The biggest unintended consequence is that physicians, who went into medicine to heal patients and care for them, had no intention of doing medicine under such a regime. Doctors are retiring early, Switching to a different kind of practice that does not include health insurance. Going to Africa to practice where they are really needed and can do good. Last election there were around 45 doctors running for office. These are bright capable people who can choose to do something else. Expect your neighborhood pharmacist to take on more duties than just giving flu shots and vaccinations.



The Imperial President Gives Out Waivers To The Law of The Land by The Elephant's Child

obama-pelosi-obamacare

From the New York Times, July 29, 2013:

[O]ne audience very close to home is growing increasingly anxious about the financial implications of the new coverage: members of Congress and their personal staffs. Under a wrinkle that dates back to enactment of the law, members of Congress and thousands of their aides are required to get their coverage through new state-based markets known as insurance exchanges.

But the law does not provide any obvious way for the federal government to continue paying its share of the premiums for the comprehensive coverage. If the government cannot do so, it could mean an additional expense of $5,000 a year for individuals and $11,000 for families under some of the most popular plans.

This is a very uncomfortable political question.
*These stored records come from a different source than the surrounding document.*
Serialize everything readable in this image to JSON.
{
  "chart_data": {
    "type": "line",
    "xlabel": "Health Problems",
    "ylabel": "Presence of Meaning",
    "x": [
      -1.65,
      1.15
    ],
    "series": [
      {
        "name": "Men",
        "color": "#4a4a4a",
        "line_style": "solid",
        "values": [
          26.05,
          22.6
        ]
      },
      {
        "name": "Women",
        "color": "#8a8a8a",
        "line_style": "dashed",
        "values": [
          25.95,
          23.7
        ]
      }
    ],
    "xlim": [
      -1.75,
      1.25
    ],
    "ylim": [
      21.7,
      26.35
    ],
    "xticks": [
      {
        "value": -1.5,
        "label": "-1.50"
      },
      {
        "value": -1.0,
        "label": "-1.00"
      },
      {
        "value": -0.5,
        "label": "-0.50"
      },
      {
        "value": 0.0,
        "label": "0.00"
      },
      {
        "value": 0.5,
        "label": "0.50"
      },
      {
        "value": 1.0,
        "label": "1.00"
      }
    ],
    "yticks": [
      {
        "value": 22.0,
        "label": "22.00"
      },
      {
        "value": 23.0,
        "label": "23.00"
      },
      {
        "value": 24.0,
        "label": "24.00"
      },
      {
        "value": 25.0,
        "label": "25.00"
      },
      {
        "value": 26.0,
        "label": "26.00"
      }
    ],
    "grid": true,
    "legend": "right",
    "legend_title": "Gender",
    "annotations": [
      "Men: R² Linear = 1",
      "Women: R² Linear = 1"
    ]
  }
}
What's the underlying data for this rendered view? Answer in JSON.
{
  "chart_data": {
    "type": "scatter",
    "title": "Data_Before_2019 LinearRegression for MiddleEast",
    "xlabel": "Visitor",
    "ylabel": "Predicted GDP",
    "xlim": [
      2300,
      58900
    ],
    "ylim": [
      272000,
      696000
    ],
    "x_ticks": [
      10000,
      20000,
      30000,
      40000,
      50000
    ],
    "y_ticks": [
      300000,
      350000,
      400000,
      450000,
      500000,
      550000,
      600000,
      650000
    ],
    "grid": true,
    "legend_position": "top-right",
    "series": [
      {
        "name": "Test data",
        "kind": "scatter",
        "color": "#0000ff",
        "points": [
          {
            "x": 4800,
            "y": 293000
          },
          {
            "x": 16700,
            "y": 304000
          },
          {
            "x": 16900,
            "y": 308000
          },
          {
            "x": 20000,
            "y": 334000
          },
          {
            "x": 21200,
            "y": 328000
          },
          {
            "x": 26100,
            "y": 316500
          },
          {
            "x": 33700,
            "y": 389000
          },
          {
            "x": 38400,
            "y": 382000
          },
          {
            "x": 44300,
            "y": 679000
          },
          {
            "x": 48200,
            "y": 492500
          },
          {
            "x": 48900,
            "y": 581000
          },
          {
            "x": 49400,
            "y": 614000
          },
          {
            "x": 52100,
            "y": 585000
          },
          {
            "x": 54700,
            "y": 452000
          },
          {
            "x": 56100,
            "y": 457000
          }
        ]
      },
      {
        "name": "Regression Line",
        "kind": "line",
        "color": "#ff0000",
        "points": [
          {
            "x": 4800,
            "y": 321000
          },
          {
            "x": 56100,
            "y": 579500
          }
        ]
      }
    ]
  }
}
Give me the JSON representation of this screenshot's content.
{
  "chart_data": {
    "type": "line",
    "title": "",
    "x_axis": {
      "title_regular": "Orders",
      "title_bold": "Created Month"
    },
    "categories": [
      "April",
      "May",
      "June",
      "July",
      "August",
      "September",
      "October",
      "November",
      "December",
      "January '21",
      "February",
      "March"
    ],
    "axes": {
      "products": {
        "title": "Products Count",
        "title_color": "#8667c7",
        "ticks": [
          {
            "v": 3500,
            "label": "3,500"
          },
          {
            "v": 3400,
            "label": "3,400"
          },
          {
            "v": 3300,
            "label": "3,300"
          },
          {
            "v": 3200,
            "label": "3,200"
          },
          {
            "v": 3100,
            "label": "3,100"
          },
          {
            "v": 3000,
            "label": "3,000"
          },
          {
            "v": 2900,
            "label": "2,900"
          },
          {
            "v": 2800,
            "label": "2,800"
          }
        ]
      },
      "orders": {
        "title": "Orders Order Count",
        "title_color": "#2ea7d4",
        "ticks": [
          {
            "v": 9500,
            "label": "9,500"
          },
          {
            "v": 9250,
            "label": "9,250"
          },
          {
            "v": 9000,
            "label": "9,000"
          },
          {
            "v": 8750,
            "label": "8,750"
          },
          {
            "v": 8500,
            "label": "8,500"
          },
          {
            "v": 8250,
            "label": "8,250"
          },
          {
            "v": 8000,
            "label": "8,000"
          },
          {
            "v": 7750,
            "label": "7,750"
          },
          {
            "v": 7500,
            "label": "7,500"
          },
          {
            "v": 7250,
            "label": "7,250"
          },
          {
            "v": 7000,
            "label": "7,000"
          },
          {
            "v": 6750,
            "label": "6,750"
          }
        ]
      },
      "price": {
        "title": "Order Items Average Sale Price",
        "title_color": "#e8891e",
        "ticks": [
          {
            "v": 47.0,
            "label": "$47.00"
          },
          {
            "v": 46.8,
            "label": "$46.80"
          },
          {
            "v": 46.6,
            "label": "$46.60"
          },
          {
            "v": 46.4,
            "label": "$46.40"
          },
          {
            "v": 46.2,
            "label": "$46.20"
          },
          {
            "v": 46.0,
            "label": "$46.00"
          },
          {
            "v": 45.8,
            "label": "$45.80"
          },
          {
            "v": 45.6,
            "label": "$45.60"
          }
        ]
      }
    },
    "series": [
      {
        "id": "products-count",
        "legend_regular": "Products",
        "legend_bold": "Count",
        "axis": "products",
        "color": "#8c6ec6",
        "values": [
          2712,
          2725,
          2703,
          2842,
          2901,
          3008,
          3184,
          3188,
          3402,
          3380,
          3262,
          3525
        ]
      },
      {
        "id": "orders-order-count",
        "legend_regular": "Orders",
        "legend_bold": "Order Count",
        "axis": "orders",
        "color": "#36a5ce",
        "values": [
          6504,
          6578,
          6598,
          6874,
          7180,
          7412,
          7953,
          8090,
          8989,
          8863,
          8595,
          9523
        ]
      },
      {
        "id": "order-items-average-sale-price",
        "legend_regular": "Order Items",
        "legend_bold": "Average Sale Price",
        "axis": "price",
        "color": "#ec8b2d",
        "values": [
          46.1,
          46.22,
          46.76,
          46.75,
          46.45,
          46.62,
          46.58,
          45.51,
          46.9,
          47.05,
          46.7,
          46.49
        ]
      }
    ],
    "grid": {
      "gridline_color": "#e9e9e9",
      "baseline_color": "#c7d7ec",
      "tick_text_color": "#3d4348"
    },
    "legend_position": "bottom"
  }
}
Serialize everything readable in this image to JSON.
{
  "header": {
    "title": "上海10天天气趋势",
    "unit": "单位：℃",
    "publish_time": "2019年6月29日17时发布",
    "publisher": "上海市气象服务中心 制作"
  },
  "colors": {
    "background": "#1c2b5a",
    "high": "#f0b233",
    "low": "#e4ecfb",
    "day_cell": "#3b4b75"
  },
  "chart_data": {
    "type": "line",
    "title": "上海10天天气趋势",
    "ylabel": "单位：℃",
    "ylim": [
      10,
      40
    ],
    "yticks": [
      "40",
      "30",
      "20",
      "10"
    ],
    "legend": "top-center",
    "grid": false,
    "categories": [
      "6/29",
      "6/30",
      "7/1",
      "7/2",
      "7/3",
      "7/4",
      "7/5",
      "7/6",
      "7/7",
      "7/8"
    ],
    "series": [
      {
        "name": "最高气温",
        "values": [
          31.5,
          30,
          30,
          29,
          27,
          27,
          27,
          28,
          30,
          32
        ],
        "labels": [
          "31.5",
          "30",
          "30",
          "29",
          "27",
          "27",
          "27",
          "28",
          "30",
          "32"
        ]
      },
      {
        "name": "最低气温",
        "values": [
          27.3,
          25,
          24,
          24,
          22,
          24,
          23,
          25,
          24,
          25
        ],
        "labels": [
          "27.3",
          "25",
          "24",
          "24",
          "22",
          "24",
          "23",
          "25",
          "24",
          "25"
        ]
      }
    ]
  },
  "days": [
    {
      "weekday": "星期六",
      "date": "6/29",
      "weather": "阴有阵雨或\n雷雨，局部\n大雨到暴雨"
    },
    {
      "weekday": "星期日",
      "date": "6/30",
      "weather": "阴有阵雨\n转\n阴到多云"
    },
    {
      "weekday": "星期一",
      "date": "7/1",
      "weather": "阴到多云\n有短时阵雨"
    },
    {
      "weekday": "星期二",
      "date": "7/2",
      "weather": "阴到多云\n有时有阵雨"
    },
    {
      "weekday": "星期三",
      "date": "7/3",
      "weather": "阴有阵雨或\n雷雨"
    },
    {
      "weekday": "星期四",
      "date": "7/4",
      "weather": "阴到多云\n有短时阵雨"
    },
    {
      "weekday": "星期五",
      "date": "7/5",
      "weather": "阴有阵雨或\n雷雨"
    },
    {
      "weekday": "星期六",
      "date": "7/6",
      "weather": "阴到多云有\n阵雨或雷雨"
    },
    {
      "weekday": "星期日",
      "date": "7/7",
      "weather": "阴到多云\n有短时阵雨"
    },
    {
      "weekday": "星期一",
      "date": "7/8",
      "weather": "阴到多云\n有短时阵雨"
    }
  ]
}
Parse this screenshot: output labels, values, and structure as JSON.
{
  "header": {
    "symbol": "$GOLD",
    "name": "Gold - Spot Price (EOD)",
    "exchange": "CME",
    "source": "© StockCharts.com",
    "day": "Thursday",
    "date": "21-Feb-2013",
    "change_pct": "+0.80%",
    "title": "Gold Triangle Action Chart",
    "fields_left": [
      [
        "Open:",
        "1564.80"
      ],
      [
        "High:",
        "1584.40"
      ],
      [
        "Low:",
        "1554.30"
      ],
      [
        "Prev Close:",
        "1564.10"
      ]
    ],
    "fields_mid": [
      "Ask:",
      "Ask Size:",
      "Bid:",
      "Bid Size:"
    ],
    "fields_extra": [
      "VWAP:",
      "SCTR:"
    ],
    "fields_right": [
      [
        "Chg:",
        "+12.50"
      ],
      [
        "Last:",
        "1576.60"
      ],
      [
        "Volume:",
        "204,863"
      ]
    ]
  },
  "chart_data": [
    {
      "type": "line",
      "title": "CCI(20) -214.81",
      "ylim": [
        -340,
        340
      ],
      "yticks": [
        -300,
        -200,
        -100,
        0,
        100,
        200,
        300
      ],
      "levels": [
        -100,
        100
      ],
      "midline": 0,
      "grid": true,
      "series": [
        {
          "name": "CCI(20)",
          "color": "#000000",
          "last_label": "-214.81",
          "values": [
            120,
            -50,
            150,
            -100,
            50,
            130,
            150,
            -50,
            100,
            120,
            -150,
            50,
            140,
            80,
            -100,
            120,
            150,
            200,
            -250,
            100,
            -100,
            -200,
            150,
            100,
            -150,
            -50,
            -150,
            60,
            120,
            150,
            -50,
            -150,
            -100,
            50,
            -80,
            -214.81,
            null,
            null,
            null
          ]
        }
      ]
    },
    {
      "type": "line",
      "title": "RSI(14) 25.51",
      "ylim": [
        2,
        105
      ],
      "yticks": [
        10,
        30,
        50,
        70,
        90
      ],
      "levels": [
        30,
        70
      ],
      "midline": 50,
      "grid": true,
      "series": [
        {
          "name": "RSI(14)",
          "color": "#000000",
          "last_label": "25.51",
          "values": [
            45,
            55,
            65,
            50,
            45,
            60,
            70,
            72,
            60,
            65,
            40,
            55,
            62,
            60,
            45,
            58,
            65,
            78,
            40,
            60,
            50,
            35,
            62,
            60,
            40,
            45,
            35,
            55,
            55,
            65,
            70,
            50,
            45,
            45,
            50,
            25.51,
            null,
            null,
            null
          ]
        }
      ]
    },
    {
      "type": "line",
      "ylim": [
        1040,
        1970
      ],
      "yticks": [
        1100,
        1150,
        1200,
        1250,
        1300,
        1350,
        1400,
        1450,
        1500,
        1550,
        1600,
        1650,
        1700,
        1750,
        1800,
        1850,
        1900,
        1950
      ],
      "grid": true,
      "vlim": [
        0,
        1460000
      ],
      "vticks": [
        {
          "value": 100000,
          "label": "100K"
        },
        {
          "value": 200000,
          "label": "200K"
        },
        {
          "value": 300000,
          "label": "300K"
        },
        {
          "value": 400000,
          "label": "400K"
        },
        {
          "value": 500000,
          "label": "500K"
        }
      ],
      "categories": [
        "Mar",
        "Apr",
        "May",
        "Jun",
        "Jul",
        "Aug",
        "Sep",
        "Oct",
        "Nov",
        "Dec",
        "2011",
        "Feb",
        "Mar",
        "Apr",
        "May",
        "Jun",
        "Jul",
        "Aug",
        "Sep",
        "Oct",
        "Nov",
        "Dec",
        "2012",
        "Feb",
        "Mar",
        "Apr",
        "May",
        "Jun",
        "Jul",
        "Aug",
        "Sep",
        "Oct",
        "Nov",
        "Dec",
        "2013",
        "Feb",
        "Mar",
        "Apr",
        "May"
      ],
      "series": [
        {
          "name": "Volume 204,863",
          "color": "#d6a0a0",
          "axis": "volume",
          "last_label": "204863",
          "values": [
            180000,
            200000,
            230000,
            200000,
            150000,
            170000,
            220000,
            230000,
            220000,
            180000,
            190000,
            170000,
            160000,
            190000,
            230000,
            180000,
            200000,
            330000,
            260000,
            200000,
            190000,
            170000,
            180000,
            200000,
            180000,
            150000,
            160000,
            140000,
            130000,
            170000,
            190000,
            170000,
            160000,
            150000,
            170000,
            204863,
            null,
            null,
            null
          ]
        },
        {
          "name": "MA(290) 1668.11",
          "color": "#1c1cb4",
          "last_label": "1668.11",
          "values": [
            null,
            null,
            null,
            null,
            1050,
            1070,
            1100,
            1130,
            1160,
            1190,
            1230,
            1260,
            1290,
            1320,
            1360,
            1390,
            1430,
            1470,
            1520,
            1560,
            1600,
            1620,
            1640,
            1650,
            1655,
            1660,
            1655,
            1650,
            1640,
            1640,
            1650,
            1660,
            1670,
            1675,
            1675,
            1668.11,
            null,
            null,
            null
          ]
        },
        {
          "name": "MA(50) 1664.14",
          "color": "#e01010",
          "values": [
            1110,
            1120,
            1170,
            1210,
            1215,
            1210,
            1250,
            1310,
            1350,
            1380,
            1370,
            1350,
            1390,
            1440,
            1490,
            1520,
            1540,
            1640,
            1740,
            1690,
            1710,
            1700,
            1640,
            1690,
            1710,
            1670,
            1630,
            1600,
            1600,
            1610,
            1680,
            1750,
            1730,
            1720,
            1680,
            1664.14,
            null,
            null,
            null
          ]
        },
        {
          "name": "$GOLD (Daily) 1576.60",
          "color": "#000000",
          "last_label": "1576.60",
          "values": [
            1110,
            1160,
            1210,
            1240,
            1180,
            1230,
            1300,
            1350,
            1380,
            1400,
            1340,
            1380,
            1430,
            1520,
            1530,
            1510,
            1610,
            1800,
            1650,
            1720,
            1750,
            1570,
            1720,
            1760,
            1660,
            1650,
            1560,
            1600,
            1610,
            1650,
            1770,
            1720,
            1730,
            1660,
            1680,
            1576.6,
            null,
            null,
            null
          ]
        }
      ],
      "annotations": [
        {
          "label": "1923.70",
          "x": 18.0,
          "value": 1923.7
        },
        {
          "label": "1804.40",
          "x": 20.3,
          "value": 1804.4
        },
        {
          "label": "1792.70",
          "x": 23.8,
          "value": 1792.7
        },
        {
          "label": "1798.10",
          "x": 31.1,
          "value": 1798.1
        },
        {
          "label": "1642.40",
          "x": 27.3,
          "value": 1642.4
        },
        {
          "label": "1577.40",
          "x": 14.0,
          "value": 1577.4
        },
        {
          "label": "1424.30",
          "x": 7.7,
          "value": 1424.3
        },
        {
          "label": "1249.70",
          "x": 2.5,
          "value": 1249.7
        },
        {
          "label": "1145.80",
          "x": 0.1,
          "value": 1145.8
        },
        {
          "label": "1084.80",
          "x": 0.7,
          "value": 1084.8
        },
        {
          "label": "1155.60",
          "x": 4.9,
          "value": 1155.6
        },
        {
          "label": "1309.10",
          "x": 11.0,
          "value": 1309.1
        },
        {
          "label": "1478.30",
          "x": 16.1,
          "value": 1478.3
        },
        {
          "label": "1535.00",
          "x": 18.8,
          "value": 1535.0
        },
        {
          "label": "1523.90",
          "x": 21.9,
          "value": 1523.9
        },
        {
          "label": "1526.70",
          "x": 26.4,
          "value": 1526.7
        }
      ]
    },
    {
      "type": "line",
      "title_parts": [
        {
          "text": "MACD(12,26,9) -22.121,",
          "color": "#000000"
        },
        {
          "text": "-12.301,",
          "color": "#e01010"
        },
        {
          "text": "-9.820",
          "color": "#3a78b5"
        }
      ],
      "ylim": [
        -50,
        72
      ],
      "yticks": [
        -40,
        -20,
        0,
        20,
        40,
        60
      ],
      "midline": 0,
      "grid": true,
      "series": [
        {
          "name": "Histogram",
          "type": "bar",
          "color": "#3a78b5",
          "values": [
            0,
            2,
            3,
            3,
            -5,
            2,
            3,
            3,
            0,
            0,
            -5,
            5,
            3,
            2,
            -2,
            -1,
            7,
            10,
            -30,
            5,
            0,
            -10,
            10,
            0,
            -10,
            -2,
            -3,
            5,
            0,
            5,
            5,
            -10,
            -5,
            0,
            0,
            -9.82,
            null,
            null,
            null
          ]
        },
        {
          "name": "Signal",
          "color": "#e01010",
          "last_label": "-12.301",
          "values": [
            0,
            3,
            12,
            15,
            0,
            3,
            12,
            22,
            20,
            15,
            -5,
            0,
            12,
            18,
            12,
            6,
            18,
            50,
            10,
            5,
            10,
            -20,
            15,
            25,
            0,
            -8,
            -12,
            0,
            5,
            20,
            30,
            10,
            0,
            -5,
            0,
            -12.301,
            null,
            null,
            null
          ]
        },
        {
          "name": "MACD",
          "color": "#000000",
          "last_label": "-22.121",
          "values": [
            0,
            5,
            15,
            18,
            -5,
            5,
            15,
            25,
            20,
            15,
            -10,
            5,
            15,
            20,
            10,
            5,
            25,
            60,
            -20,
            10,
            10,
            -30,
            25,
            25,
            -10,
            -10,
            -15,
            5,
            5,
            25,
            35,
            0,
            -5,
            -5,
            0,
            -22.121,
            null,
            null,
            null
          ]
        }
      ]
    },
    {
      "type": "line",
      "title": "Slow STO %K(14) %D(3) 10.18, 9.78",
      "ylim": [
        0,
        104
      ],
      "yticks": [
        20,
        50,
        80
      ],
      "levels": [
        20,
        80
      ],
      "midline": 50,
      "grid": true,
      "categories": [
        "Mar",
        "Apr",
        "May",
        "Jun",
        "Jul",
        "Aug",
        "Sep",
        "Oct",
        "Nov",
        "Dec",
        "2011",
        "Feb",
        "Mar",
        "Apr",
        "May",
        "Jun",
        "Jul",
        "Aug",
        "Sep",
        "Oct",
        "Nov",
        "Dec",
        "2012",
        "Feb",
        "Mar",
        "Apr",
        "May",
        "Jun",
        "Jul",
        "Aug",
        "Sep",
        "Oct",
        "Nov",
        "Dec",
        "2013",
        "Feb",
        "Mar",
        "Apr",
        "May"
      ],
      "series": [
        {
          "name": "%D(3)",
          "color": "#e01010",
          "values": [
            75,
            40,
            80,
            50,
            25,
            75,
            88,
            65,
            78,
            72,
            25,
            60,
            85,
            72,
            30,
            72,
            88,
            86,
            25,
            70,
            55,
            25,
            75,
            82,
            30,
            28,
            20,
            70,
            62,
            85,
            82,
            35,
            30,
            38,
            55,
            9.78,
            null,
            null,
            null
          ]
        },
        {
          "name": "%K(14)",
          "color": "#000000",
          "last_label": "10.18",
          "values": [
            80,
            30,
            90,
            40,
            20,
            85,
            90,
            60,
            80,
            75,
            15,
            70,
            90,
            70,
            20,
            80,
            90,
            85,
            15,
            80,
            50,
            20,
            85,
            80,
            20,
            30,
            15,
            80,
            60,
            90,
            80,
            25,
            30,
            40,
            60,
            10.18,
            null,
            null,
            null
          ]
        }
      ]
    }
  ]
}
The White House and Congress are sensitive to any suggestion that lawmakers or their aides are getting special treatment under the health care law. The administration is already under fire for illegally delaying the requirement that large businesses offer insurance to their full-time employees, and businesses are switching employees to part-time.

Congress’ penchant for excluding themselves from the jurisdiction of laws they pass does not go over well with voters. The Union of Treasury Department workers is already up in arms about being forced to depend on the exchanges.

What became ObamaCare, (the PPACA) was a draft bill that its supporters never intended should become law. It was supposed to be the Senate’s contribution and the House-Senate Conference would iron out the details. Scott Brown was elected and the Democrats lost their filibuster-proof majority and had to use the Senate bill as the basis for the final law. When Congress passes a lousy law, it is still the law of the land.

Well, you didn’t really think they would make those nice folks in Congress live with the soaring costs their euphemistically-named Patient Protection and Affordable Care Act impose on the rest of us, did you? Don’t be silly.

The Office of Personnel Management, under heavy pressure from Capitol Hill, will issue a ruling that says the government can continue to make a contribution to the health care premiums of members of Congress and their aides, according to several Hill sources.

A White House official confirmed the deal and said the proposed regulations will be issued next week. Just Wednesday, POLITICO reported that President Barack Obama told Democratic senators that he was personally involved in finding a solution.
As Bryan Preston said on PJMedia’s “Tattler,” Politico’s headline on its story about the “fix” is hilarious.

Capitol Hill’s Obamacare crisis solved
America’s Obamacare crisis remains very much unsolved.

The OPM’s move is illegal. Congress passed an amendment to Obamacare that mandated that Congress and staff had to abide by it themselves. OPM doesn’t have the power to change the law any more than Obama had the power to delay the employer mandate.

As Obamacare fundamentally transforms our health care system, it’s also fundamentally transforming the nation itself. We were once a nation of laws. Now we’re a nation of the whims of bureaucrats.

The only fix here is to repeal the entire thing. Defund it. Repeal it. Rip it out root and branch. Obamacare delenda est.

Here we go. Obama has told us that he doesn’t have to obey or enforce the laws, If he finds them disagreeable, he will just go around Congress. Nevermind that oath. That is a major problem.